I might have learned more had there not been guns blazing directly behind me. Blair and I were at the Eurosatory Defense show at the Paris Exposition Hall this week. It was frankly unnerving to be among so many weapons and their accessories – I couldn’t even walk by some of the vehicles (the size of my living and dining room combined) without worrying a wheel might fall off and kill me. I never imagined I would see a drone, but hey, look over there. I opted out of the show after a couple of hours and have had bad dreams ever since.
The cutting edge of technology has always worked hand in hand with the defense industry. Some of the smartest engineers in the world are in the business of, well, destruction. I tell myself computer tools we are seeing could also be used for peaceful purposes, but the immediacy of the weaponry was overwhelming. Why couldn’t I find a spiritual stand, chaplains or something? How could this terror be mitigated? I needed a drink or six.
At home, I flew into a flurry of painting: creation versus destruction, seeing things in a colorful way. The defense show was strictly shades of grey and camouflage. Wherever I am, I think of how I might paint it.
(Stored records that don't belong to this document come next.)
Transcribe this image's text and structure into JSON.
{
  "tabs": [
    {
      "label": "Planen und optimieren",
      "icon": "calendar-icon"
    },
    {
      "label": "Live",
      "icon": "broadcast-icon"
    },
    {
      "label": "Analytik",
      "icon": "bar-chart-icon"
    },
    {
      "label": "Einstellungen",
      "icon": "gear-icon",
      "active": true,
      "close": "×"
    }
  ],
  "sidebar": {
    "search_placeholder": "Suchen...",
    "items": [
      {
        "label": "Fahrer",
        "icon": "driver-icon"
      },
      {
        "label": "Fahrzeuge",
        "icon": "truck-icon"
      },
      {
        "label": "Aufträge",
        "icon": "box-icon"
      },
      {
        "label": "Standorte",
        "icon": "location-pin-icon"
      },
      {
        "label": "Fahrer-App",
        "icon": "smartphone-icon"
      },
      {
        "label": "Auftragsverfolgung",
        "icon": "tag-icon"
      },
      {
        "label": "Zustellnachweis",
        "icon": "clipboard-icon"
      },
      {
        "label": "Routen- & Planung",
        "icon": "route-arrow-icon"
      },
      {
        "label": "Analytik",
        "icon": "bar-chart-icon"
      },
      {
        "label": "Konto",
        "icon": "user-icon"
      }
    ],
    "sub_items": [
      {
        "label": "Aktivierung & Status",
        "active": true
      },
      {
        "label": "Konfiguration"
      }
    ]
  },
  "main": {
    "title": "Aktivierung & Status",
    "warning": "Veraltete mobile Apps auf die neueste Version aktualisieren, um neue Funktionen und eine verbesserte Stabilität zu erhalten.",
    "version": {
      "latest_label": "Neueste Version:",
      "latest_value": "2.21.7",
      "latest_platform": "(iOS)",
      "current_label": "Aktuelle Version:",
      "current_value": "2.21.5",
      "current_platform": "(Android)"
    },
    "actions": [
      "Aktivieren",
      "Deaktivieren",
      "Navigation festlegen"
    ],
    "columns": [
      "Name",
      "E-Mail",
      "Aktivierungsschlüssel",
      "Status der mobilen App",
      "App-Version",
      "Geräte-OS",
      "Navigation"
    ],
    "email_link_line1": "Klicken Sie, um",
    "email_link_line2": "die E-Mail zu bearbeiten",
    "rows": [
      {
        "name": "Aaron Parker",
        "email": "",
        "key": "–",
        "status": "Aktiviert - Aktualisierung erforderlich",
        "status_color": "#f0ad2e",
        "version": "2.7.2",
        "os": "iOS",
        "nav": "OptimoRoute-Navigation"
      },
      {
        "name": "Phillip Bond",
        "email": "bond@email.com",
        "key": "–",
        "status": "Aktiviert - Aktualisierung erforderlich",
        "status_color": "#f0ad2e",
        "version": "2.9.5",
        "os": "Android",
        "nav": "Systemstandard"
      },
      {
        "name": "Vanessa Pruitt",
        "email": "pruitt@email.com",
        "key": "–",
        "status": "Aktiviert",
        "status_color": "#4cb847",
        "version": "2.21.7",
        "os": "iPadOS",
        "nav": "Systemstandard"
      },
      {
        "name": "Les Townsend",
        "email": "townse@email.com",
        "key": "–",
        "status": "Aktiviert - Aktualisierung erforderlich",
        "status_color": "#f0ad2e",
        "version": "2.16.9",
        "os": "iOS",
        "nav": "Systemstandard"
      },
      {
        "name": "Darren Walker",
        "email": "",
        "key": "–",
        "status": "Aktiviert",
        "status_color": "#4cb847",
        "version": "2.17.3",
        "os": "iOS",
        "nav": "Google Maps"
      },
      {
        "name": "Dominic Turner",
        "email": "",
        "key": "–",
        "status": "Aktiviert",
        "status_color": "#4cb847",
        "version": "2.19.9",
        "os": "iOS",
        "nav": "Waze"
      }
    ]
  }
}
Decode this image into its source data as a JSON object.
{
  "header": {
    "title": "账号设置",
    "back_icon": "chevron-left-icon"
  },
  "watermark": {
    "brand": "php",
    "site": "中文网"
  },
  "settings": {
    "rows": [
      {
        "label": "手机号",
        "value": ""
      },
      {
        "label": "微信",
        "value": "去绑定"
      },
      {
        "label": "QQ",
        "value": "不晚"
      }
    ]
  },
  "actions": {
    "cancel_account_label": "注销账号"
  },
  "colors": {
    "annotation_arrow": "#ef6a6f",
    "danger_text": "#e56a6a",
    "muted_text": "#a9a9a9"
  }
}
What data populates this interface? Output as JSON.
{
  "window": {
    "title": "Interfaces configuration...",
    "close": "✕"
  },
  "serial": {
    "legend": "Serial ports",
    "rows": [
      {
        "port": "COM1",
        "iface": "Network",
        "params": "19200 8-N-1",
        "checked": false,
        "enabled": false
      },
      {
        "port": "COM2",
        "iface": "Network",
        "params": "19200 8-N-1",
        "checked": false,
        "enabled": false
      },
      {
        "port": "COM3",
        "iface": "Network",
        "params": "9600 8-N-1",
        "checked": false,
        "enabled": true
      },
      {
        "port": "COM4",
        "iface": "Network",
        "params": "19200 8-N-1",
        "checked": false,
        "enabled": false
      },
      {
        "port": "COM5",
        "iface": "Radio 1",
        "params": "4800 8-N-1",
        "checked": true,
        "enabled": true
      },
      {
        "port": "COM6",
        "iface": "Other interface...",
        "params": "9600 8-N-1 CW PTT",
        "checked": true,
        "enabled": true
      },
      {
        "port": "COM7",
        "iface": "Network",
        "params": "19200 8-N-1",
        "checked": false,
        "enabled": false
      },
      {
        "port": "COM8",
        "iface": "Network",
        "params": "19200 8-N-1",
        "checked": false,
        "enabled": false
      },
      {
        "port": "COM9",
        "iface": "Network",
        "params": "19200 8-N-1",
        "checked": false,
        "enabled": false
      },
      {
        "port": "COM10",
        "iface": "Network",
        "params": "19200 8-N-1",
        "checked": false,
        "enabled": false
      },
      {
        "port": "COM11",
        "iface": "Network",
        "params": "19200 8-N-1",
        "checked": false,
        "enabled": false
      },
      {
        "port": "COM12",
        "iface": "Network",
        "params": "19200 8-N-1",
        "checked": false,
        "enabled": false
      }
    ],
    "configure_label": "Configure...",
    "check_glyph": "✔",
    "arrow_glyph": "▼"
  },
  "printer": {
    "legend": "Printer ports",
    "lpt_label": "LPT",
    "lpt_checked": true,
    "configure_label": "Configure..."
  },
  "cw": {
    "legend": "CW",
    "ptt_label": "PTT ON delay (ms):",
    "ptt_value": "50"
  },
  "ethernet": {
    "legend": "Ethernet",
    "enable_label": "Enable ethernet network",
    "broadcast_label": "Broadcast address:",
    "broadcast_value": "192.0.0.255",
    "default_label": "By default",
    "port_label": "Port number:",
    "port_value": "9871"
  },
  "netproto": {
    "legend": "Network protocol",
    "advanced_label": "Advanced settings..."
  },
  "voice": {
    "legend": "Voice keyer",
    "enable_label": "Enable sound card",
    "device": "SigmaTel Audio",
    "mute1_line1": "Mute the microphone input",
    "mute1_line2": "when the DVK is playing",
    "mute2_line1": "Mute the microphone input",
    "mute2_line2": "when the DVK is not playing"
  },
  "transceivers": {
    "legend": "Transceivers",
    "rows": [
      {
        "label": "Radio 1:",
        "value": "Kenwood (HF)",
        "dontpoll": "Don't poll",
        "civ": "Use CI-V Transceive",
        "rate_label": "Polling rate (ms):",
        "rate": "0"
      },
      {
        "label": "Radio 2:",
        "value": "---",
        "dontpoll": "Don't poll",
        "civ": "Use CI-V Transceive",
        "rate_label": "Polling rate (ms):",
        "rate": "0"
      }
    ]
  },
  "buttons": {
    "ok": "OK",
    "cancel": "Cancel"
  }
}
At the park , it see the broad strokes of the landscape: distant turquoise trees – pink and purple sand on the paths. The people are massed together in chunks, rarely individuals. The chair isn’t solid or rickety, but a line from top to toe.
Flowers are a mass of colors. I paint the yellow eyes of the cat on a black square. The outdoor market isn’t just food, it’s stripes, and an array of boxes, red tomatoes and green lettuce. I overlook the minute details: the gesture of passing money from hand to hand I see, but never the coins or bills.
Madly I paint and I feel much better.
I have been reading about a Marine, Michael Fay, who drew and painted in Iraq, and now that he is retired, is off to record Afghanistan. He must see these war situations in the same way I see the market or the park. Of course, he acts in his role of soldier, as opposed to mine as shopper, stroller, housefrau. I love the drawings and paintings he makes, and I can pick up the same thread I feel in mine. It is as though we are the eye, in the great living body of humankind.